Questions de langage

30/07/2013 - OBSERV : La tchétchène aux doigts froids

En consultation, le Dr Lucas M., médecin généraliste, voit la fille d’une patiente tchétchène. Ensemble ils parlent de la mère. Elle a une oppression thoracique à la marche et une sensation de froid dans le 4ème doigt de la main gauche. La fille est un peu dubitative quand le Dr M. lui dit qu’il faut qu’elle emmène sur le champ sa mère dans un service d’urgence. Par contre, elle veut un doppler ou une radio pour le doigt. Le médecin lui dit que le doigt c’est secondaire, que cela ne sert à rien de faire des examens et qu'il faut vite s'occuper du coeur. Alors, elle lui reproche de ne pas vouloir faire des examens de peur de vouloir dépenser trop d’argent. Le Dr M. lui répond qu’il a l’impression de toute façon, que depuis quelque temps, il n'arrive à les rassurer, en ne répondant pas à leur attente… Il lui dit que peut-être elle devrait changer de médecin… puis se ravisant un peu : « mais c’est aussi peut-être parce que vous êtes tchétchène… les réflexes sont différents ». « Oui, oui » acquiesce soulagée la fille dans un sourire. Et d'ajouter : « ça fait ça partout, aussi au resto où je travaille ».

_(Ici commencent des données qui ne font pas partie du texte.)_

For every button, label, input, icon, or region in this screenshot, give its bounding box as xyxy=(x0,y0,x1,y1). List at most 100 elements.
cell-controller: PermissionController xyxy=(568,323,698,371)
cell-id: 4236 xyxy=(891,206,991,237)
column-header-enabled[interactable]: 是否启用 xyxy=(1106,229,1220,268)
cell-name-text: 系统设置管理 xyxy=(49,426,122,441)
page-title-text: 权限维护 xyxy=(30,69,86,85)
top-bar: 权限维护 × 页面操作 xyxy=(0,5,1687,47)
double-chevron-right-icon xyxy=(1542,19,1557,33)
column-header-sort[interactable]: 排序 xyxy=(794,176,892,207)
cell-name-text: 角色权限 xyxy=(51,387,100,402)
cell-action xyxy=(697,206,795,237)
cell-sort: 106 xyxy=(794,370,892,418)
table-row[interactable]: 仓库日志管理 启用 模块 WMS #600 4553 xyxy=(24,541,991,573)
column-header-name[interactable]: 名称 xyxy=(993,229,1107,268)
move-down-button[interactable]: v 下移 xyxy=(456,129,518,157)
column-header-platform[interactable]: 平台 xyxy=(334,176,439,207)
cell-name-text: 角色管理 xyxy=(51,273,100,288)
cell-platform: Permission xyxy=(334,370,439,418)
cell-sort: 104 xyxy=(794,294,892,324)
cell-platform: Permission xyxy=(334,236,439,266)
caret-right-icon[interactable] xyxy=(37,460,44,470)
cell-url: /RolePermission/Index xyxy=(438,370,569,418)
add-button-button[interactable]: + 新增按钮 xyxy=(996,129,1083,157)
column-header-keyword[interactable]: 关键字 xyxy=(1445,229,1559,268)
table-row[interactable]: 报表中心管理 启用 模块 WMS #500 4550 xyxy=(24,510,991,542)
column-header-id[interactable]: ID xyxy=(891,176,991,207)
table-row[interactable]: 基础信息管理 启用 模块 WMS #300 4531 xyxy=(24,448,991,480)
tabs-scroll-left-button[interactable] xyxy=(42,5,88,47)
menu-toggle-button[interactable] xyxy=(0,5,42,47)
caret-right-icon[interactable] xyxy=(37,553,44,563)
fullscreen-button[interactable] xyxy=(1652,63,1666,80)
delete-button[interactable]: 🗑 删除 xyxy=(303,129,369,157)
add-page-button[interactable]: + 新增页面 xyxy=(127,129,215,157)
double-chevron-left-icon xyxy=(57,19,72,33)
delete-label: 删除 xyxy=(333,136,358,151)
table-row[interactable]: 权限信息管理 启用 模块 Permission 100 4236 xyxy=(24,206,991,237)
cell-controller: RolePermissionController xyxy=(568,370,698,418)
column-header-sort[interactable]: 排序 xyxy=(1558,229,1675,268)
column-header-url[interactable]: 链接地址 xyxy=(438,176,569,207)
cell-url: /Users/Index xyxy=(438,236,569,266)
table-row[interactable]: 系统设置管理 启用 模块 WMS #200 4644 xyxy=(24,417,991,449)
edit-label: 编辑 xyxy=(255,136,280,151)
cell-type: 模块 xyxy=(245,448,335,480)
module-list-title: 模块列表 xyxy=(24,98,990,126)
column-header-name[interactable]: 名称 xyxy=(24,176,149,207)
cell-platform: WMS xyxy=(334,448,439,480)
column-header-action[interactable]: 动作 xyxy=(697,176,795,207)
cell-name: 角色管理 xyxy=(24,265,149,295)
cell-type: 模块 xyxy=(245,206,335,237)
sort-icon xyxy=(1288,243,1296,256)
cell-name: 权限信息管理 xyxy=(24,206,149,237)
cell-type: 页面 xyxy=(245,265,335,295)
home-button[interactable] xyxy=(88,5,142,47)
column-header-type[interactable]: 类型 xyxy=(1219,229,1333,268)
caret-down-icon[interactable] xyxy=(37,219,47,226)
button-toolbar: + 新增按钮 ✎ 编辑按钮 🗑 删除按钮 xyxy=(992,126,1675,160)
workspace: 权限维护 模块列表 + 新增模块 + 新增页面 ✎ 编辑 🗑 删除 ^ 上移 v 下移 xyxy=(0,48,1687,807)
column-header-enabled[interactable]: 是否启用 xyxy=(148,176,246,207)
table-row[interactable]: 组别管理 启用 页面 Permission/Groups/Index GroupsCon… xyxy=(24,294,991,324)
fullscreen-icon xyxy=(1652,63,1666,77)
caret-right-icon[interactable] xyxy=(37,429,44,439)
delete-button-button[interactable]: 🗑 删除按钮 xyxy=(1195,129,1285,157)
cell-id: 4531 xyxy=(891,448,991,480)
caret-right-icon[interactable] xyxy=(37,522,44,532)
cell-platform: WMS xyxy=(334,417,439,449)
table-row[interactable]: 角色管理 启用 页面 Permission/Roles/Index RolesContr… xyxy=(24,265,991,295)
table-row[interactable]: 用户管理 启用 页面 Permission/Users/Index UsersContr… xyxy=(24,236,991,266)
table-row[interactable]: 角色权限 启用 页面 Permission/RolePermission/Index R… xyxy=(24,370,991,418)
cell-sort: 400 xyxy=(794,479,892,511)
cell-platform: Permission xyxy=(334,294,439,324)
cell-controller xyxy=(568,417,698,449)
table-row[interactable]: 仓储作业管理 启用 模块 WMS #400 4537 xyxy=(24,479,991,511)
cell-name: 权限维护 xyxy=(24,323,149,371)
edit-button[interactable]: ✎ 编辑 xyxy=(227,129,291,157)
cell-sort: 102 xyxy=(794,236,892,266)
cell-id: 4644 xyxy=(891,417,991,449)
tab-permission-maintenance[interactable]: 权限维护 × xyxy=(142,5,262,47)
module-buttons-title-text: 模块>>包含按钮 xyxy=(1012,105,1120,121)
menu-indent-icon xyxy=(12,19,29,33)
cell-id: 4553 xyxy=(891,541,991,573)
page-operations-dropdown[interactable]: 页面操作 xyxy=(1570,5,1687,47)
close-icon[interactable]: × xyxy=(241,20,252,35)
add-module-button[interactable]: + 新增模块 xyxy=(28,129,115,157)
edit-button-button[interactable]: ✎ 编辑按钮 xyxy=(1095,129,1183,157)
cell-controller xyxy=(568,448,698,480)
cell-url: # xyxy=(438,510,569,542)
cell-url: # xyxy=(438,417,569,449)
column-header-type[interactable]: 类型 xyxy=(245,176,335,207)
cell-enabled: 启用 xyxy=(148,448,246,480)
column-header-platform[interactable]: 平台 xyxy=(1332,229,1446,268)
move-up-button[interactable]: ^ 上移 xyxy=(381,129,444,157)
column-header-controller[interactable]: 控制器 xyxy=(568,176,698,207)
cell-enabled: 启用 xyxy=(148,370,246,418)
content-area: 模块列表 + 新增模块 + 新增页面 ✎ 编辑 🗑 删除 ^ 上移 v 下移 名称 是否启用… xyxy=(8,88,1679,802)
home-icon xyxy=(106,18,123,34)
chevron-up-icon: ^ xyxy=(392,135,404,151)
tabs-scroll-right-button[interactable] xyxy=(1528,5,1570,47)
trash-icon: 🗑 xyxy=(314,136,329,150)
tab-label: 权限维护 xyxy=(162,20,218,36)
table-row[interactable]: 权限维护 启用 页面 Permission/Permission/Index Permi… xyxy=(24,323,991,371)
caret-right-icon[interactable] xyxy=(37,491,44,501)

Probablement que ces deux-là parlent deux langues différentes, qui parlent des mêmes corps, mais les corps sont du coup perçus bien autrement. C’est un peu comme une sorte de relativisme culturel appliqué au parler. Le langage détermine la pensée. Cette hypothèse fut défendue de façon radicale par l’élève de SAPIR, Benjamin Lee WHORF formulant une vision générale du rôle du langage dans la pensée : la langue esquimaude par exemple qui disposerait selon lui, de trois mots pour désigner la neige là où l'anglais n'en aurait qu'un seul (snow) si bien que pour un esquimau, ce terme générique (snow) serait pratiquement impensable. Le découpage que nous réalisons de la nature pour l’organiser en concept, est de fait une attribution de signification en vertu des conventions que détermine notre vision du monde. Et ces conventions sont reconnues par la communauté linguistique à laquelle nous appartenons et codifiées par le modèle de notre langue. « Il s’agit bien entendu d’une convention non formulée, de caractère implicite, mais elle constitue une obligation absolue. Nous ne sommes à même de parler qu’à la condition expresse de souscrire à l’organisation et à la classification des données, telles qu’elles ont été élaborées par convention tacite » (WHORF, [1956]1969, p.129). L’hypothèse de SAPIR-WHORF souligne l’étroitesse entre la langue et la pensée, entre la langue et nos vérités en construction. Michel FOUCAULT avançait dans ce sens que : « c’est par les mêmes procédés qu’on apprend à parler et qu’on découvre ou les principes du système du monde ou ceux des opérations de l’esprit humain » (1966, p.101). Et l’auteur de résumer : « savoir, c’est parler ». Finalement construire la vérité aussi, c’est parler. Et une science est avant tout une langue bien tournée.

WHORF, Benjamin. Linguistique et anthropologie. [1956]. Paris : Denoël, 1969. 
FOUCAULT, Michel. Les mots et les choses. Paris : Gallimard, 1966.